Baltimore County News
By Steven A. Walsh PE, Chief
Engineering & Construction, Department of Public Works
The older my kids get, the more questions I get about my job. I realize more and more that it’s hard for them to understand what I do because you just can’t see much of the end result.
Our Bureau’s job in DPW is to plan, inspect, design, and construct water, sewer, storm drainage, roads and bridges in the County. We call this infrastructure. Some may call it critical. Life would be very different without these things that most people take for granted. We work hand in hand with Public Work’s other Bureaus (Utilities, Highways, Traffic, and Solid Waste), all of which maintain this infrastructure once it’s constructed.
The County understands the importance of, and invests heavily in, its infrastructure.

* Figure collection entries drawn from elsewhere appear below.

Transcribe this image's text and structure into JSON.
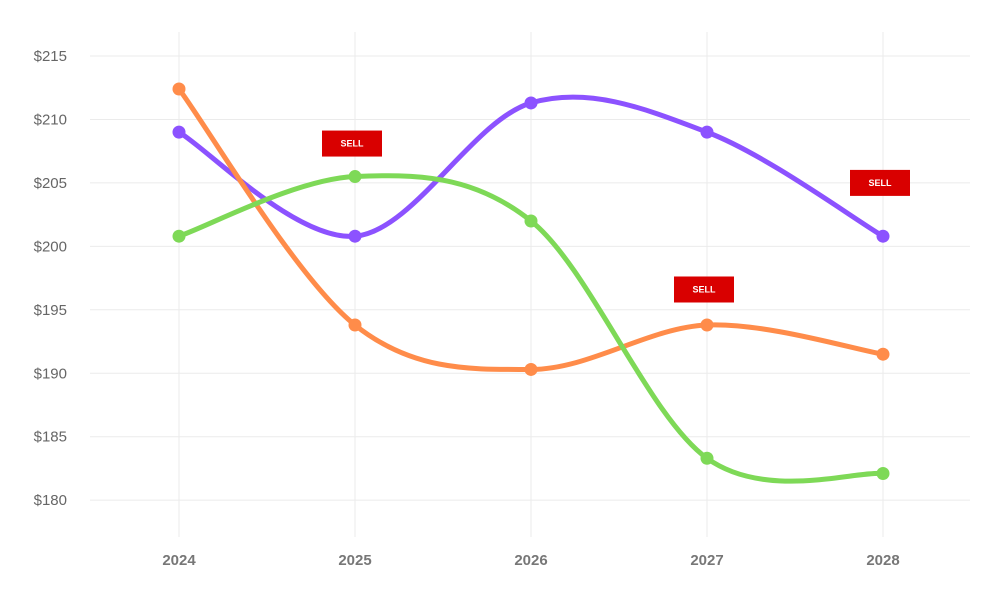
{
  "chart_data": {
    "type": "line",
    "title": "",
    "xlabel": "",
    "ylabel": "",
    "categories": [
      "2024",
      "2025",
      "2026",
      "2027",
      "2028"
    ],
    "yticks": [
      "$180",
      "$185",
      "$190",
      "$195",
      "$200",
      "$205",
      "$210",
      "$215"
    ],
    "ytick_values": [
      180,
      185,
      190,
      195,
      200,
      205,
      210,
      215
    ],
    "ylim": [
      180,
      215
    ],
    "grid": true,
    "series": [
      {
        "name": "Purple",
        "color": "#8c52ff",
        "values": [
          209,
          200.8,
          211.3,
          209,
          200.8
        ]
      },
      {
        "name": "Orange",
        "color": "#ff8c4a",
        "values": [
          212.4,
          193.8,
          190.3,
          193.8,
          191.5
        ]
      },
      {
        "name": "Green",
        "color": "#7ed957",
        "values": [
          200.8,
          205.5,
          202,
          183.3,
          182.1
        ]
      }
    ],
    "annotations": [
      {
        "text": "SELL",
        "category": "2025",
        "y": 208.1,
        "color": "#d90000"
      },
      {
        "text": "SELL",
        "category": "2027",
        "y": 196.6,
        "color": "#d90000"
      },
      {
        "text": "SELL",
        "category": "2028",
        "y": 205,
        "color": "#d90000"
      }
    ]
  }
}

Unfortunately the importance of the investment and our work goes largely unnoticed and unseen by the public…as well as my kids, unless I point it out to them.
It’s understandable. Who really cares about what you don’t see? You expect clean water to flow from the spigot. You expect the stuff going down the commode, and the trash you put out in front of your house, to just go away. You expect the bridge you are driving over – if you even notice it – to not do anything…like move. Unless someone is unhappy with the disruption of a construction project or work being done on the sewer system, infrastructure probably doesn’t come up much in casual conversation.
With the upcoming National Engineers Week (February 19-25), I thought it appropriate to acknowledge the work of the men and women of DPW who take care of the County’s critical infrastructure.
It’s not magic that causes the water to come out of the spigot – it’s decades of system planning and a whole lot of engineering, construction, and hard work by Public Works’ staff. Even though you can’t see it, it is still very important to our lives.